First time for ages that i felt like this. Feeling really lousy and bad and uncomfortable and lost. It is not a nice feeling. I hate it. I hate the person all these emotions twinning inside of me is making me seem. I need a calm mind i need solace i need love i need comfort i need understanding and i need you.
First for me. Feeling like that and being unable to express it. Why? I can't seem to answer that question. I don't even feel like blogging but i figured after getting much outta my system i would feel less burdened and therefore be able to stand tall again and face the world. I know i make it sound serious but i feel as though everything is now a facade and all of us are staging a play in which no one knows their lines but the show must go on, making everything seem clockwork and normal. In fact it is one huge mess. I need to brainwash myself... Seriously...
Maybe i should... Spend one day entirely by myself buried in my own thoughts. I might go crazy though. It is killing me. Everything. I feel so oppressed that laughing is not as easy as it was before. I wonder where have i gone. Drowned? No one knows...
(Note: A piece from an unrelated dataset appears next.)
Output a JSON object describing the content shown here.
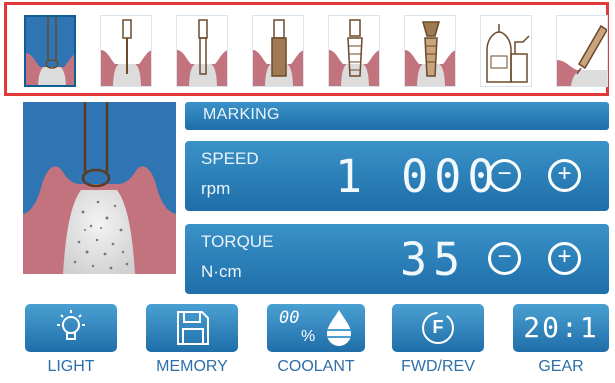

They say that by hugging someone u release some sort of hormone that makes u feel loved and cherished. No wonder i love hugs. I need a time out. How about "Have a break-have a kitkat". Could it be stress?
I do not feel like speculating....I'm so exhausted. I hate expectations. I don't want any more burden. I want laughter and surprise. I want love. I want hugs. I want to be myself again. Help me... Pls.
-loves-
You don seem to care at all. Dejected. Thought u were different. Aww i'll just like date my books.